The Erlang library flake (https://github.com/boundary/flake) adopted an approach of generating 128-bit, k-ordered ids (read time-ordered lexically) using the machines MAC, timestamp and a per thread sequence number. These IDs are sequential and wouldn't collide in a cluster of nodes running applicaitons that use these as UUIDs.

Sample Code

NewId id = NewId.Next(); //produces an id like {11790000-cf25-b808-dc58-08d367322210}

// Supports operations similar to GUID
NewId id = NewId.Next().ToString("D").ToUpperInvariant();
// Produces 11790000-CF25-B808-2365-08D36732603A

// Start from an id
NewId id = new NewId("11790000-cf25-b808-dc58-08d367322210");

// Start with a byte-array
var bytes = new byte[] { 16, 23, 54, 74, 21, 14, 75, 32, 44, 41, 31, 10, 11, 12, 86, 42 };
NewId theId = new NewId(bytes);

When NOT to use sequential IDs

(Adapted from the flake readme) The generated ids are predictable by design.
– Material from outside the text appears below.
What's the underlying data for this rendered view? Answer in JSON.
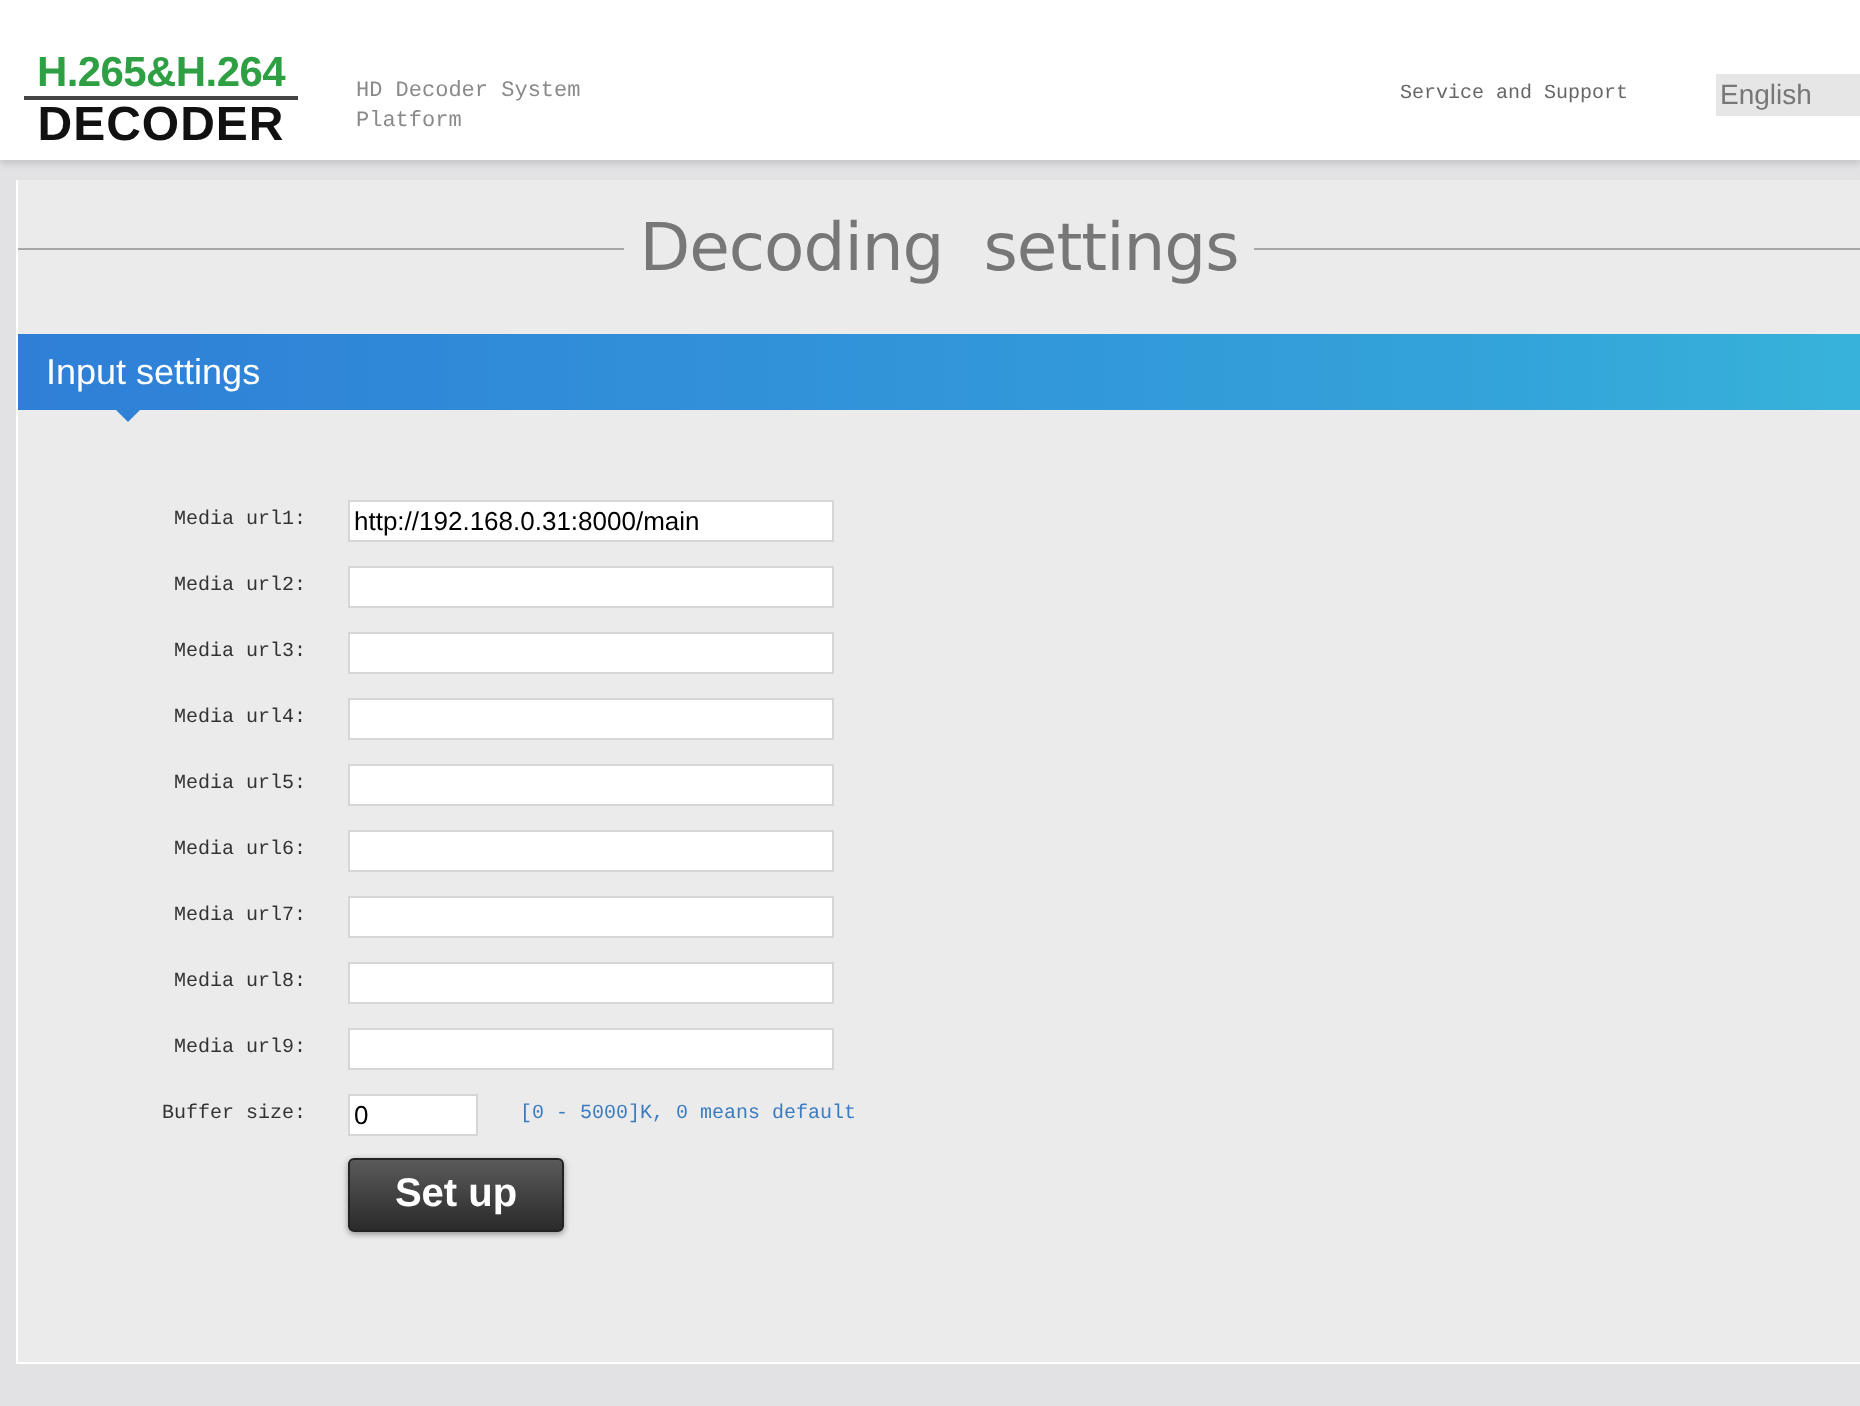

They should not be used in scenarios where unpredictability is a desired feature. These IDs should NOT be used for:

  • Generating passwords
  • Security tokens
  • Anything else you wouldn't want someone to be able to guess.

NewId generated ids expose the identity of the machine which generated the id (by way of its MAC address) and the time at which it did so. This could be a problem for some security-sensitive applications.

Don't do modulo 2 arithmetic on flake ids with the expectation of random distribution.